WASHINGTON (Reuters) - U.S. President Barack Obama on Friday said he spoke to Israeli Prime Minister Benjamin Netanyahu about the situation in Gaza, underscoring the U.S. support for Israel to defend itself but raising concerns about consequences of wider conflict.
Obama said he reaffirmed the United States' strong support for its ally but that he "also made clear the United States ... and our allies are deeply concerned about the risks of further escalation and the loss of more innocent life."
"We are hopeful that Israel will continue to approach this process in a way that minimizes civilian casualties," Obama told reporters at the White House.
Obama's remarks come amid escalating violence in the region between Israel and Palestinian militants. On Friday, Israel intensified its land offensive in Gaza and warned it could "significantly widen" an operation that Palestinian officials said was increasingly killing civilians.[ID:nL6N0PT00D]

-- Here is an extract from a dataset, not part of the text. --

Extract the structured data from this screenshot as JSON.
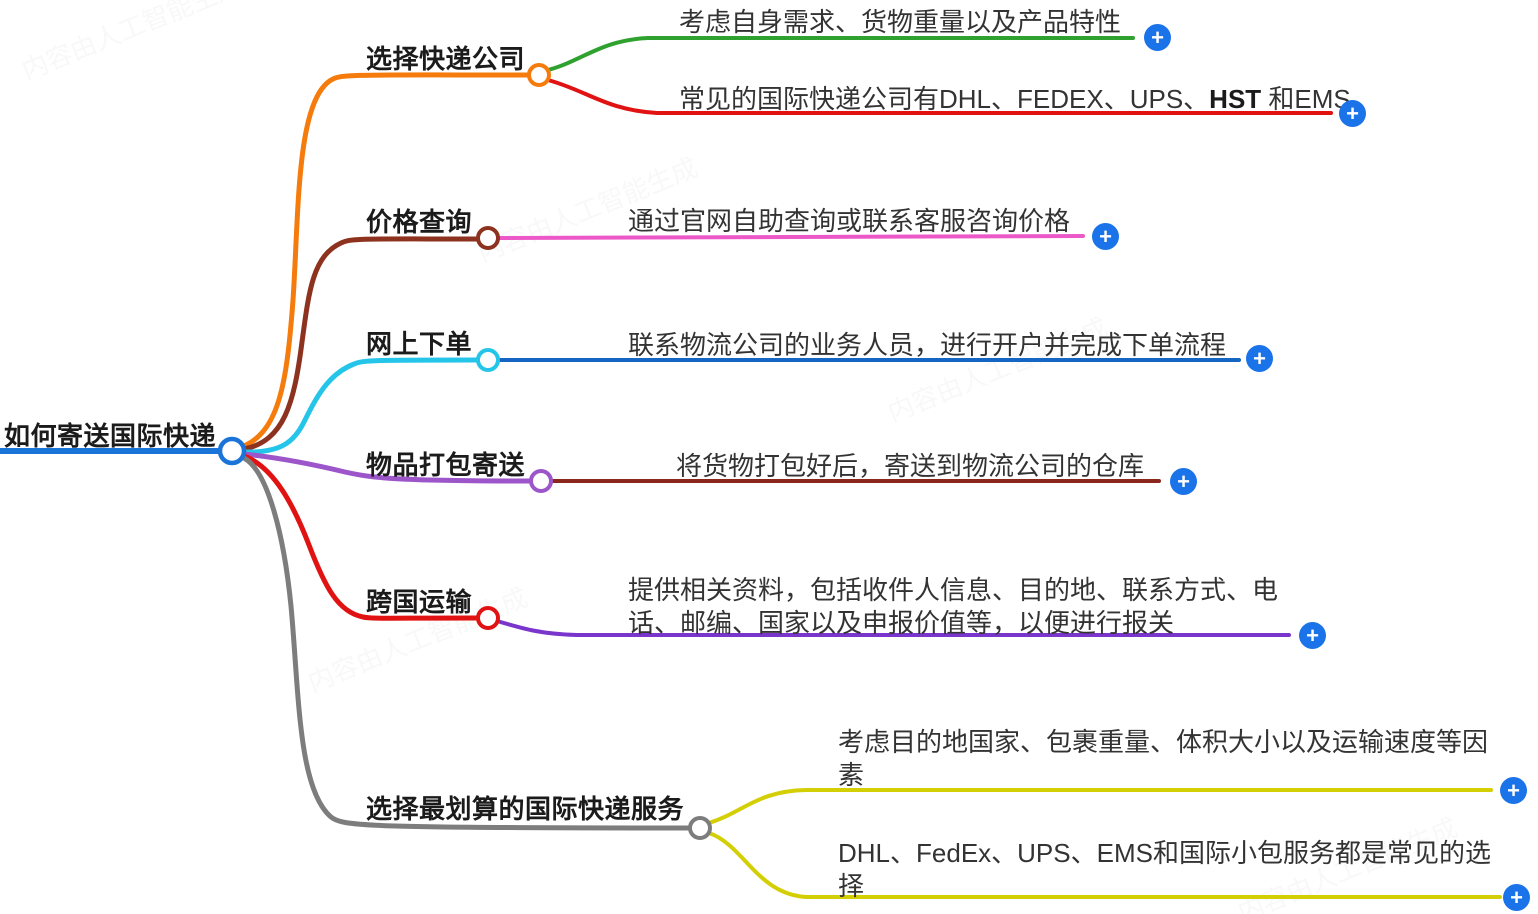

During the phone call, a siren went off warning of a rocket attack from Gaza, both leaders said.
Netanyahu told Obama that "this is the reality for millions of Israeli citizens," according to a statement from the prime minister's office.
Obama also said he told Netanyahu that U.S. Secretary of State John Kerry is also prepared to visit the region.
"All of us are working hard to return to the cease-fire that was reached in November of 2012," Obama said.
Netanyahu thanked Obama for U.S. support of Israel's right to defend itself, and the Israeli leader said that the Islamist group Hamas, by using Palestinians in Gaza as human shields, was responsible for any harm to them, the statement from the Israeli leader said.